Once a reference genome or transcriptome was built, RNA-Seq reads were processed into mRNA transcripts by using the approaches described in the following six steps: (i) index the reference genome or transcriptome for alignment (we used bowtie2, a Burrows-Wheeler indexer that keeps memory footprint small) [22]; (ii) download annotated genomes for the alignment from http://www.ensembl.org/info/data/ftp/index.html or http://hgdownload.soe.ucsc.edu/downloads.html (known reference genomes used in this study were from Poecilia formosa (amazon molly), Xiphophorus maculatus (platyfish), Oryzias latipes (medaka), Danio rerio (zebrafish), Takifugu rubripes (fugu), Mus musculus (mouse), and Homo sapiens (human)); (iii) align all RNA-Seq reads against an indexed reference genome, indexed reference transcriptome, or annotated genome by using the TopHat program (Table 1) [22]. (iv) index and sort the alignments by using the SamTools suite of programs (the sorted and indexed TopHat mappings can be visualized by an integrative genomics viewer (IGV) program [36]; (v) assemble the transcripts, quantitate gene expression, and compare fold changes of gene expression between biological samples from the TopHat mappings file using the software Cufflinks [22]; and (vi) visualize the results using the cummeRbund program run in an R environment using Bioconductor (Additional file 2: Figure S4–S5) [22]. These six steps were done for each reference genome or transcriptome.
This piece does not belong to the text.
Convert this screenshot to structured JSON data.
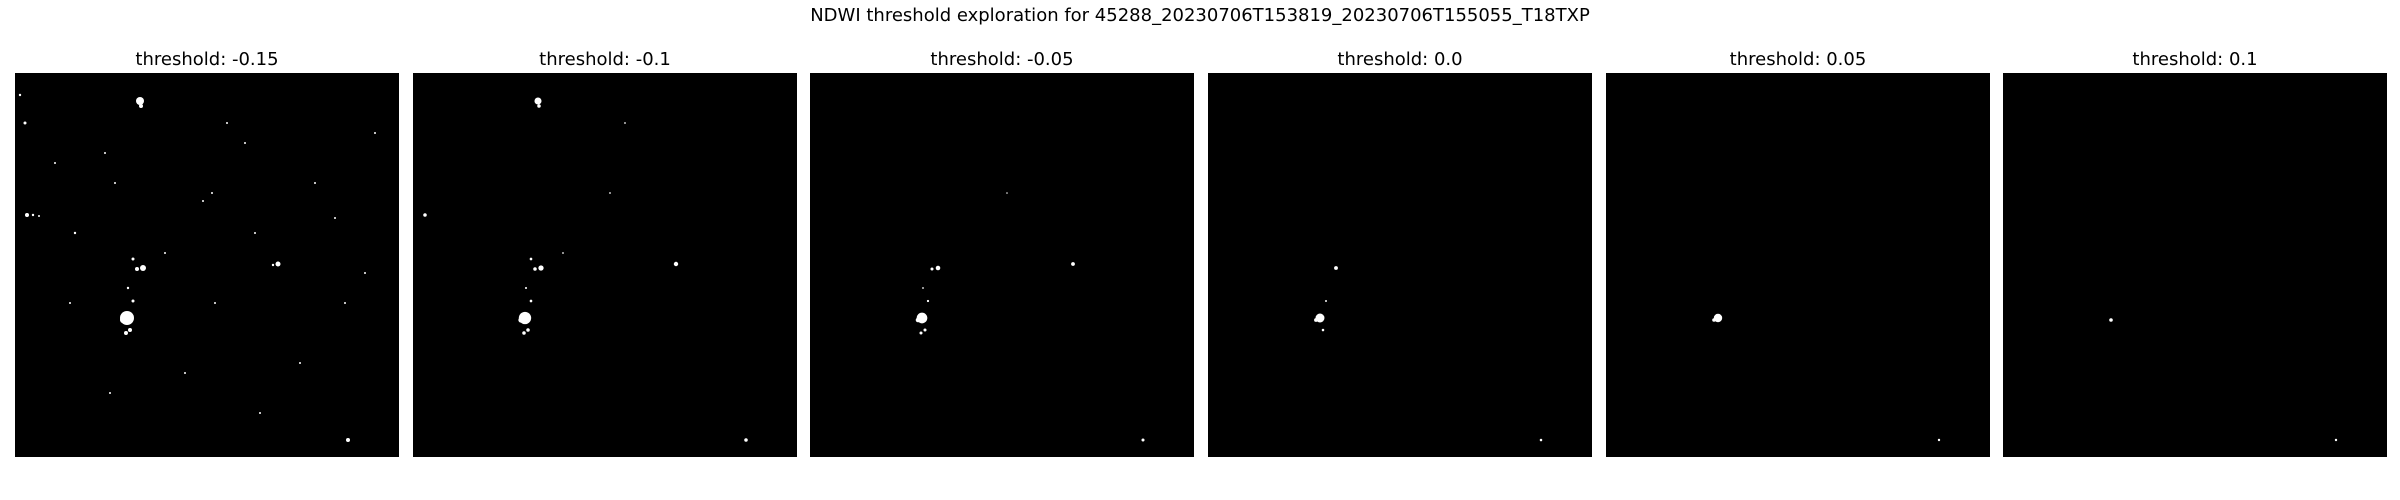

The level of gene expression was measured with RPKM (reads per kilobase of transcript per million mapped reads) [37]. A fold change in gene expression between samples was measured by Log2 of the RPKM ratio. Each measurement of differential gene expression between samples had to satisfy the following three requirements performed by the cuffdiff program [22]: (i) enough alignments to perform a statistical test (‘OK’ status); (ii) the uncorrected p-value must be ≤0.0002 (in the test statistic used to compute significance of the observed change in RPKM), and (iii) the q value (the false discovery rate or FDR) after Benjamini Hochberg correction for multiple testing) must be ≤0.05 (Additional file 1: Table S1) [22]. Genes with differential expression were selected when an average of the three diapause replicates differed from pre-diapause or post-diapause samples by at least 1.5-fold (Tables 1 and 4, Additional file 1: Table S2). Sequences from these genes were aligned against nucleotide databases using BLAST (www.ncbi.nlm.nih.gov/blast/) [38]. Gene ontology was established by using AmiGO (amigo.geneontology.org) [26]. Molecular interaction analysis and visualization of human orthologs of Kmar genes were done by using networks available from The Biological General Repository for Interaction Datasets (BioGRID) (thebiogrid.org) or the Unified Human Interactome (UniHI) (www.unihi.org) [27, 39].

The sequences reported in this paper have been deposited in the National Center for Biotechnology Information (NCBI) Sequence Read Archive (SRA) database (www.ncbi.nlm.nih.gov) (accession nos. PRJNA282391, PRJNA288308, SRR1999414, SRR2001218, SRR2001221, SRR2001227, SRR2001231, SRR2079677, and SRR2080613).

Computational analyses were done using the University of California, Irvine (UCI) High Performance Computing (HPC) (hpc.oit.uci.edu).